Die Brandenburger Heimaufsicht hat bislang keine Hinweise auf eine mögliche Missstände im havelländischen „Regenbogenhaus“. Das teilte Bildungs- und Jugendministerin Britta Ernst (SPD) am Donnerstag im Landtag mit. Nachdem in dem ZDF-Magazin „Frontal 21“ Vorwürfe gegen den Heimbetreiber laut geworden war, habe die Heimaufsicht am 5. Dezember einen unangemeldeten Besuch im „Regenbogenhaus“ in Kriele durchgeführt und dort Mitarbeiter befragt.

„Es gab dort keine Anzeichen für eine Kindeswohlgefährdung“, sagte Ernst. „Die Hinweise des Beitrags werden sehr ernst genommen.“ Der Träger der Einrichtung sei zu einer schriftlichen Stellungnahme aufgefordert worden, die aber noch nicht vorliegt. Außerdem sei die Staatsanwaltschaft vorsorglich informiert worden.
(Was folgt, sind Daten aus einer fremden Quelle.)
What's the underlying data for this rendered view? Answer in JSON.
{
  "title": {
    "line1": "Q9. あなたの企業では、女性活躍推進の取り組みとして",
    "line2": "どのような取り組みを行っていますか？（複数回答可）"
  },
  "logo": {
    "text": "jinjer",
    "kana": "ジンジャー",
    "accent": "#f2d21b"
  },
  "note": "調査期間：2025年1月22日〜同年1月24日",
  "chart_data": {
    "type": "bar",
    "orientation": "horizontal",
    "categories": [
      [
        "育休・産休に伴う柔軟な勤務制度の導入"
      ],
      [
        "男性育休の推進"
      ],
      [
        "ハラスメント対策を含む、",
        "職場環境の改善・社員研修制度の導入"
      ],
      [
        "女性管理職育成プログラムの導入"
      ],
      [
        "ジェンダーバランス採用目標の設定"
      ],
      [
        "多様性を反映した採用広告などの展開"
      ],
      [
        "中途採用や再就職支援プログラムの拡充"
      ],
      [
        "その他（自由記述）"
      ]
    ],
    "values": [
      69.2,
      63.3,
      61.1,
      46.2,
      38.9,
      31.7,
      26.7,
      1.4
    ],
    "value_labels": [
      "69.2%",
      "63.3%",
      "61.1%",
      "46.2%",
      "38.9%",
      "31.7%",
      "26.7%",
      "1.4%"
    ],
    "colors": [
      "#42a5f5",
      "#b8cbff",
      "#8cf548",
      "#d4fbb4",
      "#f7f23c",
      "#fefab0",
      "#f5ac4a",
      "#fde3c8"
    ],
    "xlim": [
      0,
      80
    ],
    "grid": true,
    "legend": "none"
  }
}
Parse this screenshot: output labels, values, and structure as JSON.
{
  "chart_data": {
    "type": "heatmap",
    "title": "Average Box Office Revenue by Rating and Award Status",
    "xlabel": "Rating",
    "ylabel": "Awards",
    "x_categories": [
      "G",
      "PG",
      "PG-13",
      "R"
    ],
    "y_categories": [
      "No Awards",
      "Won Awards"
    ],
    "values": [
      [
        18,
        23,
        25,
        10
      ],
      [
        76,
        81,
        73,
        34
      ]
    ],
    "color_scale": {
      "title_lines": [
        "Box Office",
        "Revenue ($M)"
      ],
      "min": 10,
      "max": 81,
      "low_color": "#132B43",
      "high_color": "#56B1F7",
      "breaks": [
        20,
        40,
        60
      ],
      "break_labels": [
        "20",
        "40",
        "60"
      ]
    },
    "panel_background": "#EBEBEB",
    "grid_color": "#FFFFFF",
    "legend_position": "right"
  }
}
Vorwürfe bislang nur anonym

Das ZDF-Magazin „Frontal 21“ hatte auf der Grundlage eines anonymen Zeugen über den Verdacht berichtet, in einem Gesundheitshaus des Trägervereins würden schwerstkranke Menschen lediglich homöopathisch behandelt.

Außerdem sollen dort „schamanische Rituale“ bei zum Teil schwer traumatisierten Kindern durchgeführt werden. Die Einrichtung kümmert sich auch um Kinder, die Opfer von Vernachlässigung, Missbrauch und sexueller Gewalt wurden.

Ministerin Ernst (SPD) sagte, die Prüfung der Vorwürfe sei noch nicht vollständig abgeschlossen. Sie distanzierte sich außerdem von schamanischen Ritualen in solchen Einrichtungen. „Ich sehe schamanische Rituale skeptisch“, sagte sie. Allerdings habe bislang nicht geklärt worden können, um welche Praktiken es sich dabei gehandelt haben soll.

Mit den Kindern in der Einrichtung hat die Heimaufsicht noch nicht gesprochen. Es handelt sich um sehr junge Kinder im Alter von vier bis zwölf Jahren, die teils schwerst traumatisiert sind. „Da kann nicht einfach eine Mitarbeiterin des Ministeriums auftauchen und mit ihnen eine Art polizeiliche Befragung durchführen“, sagte Ernst.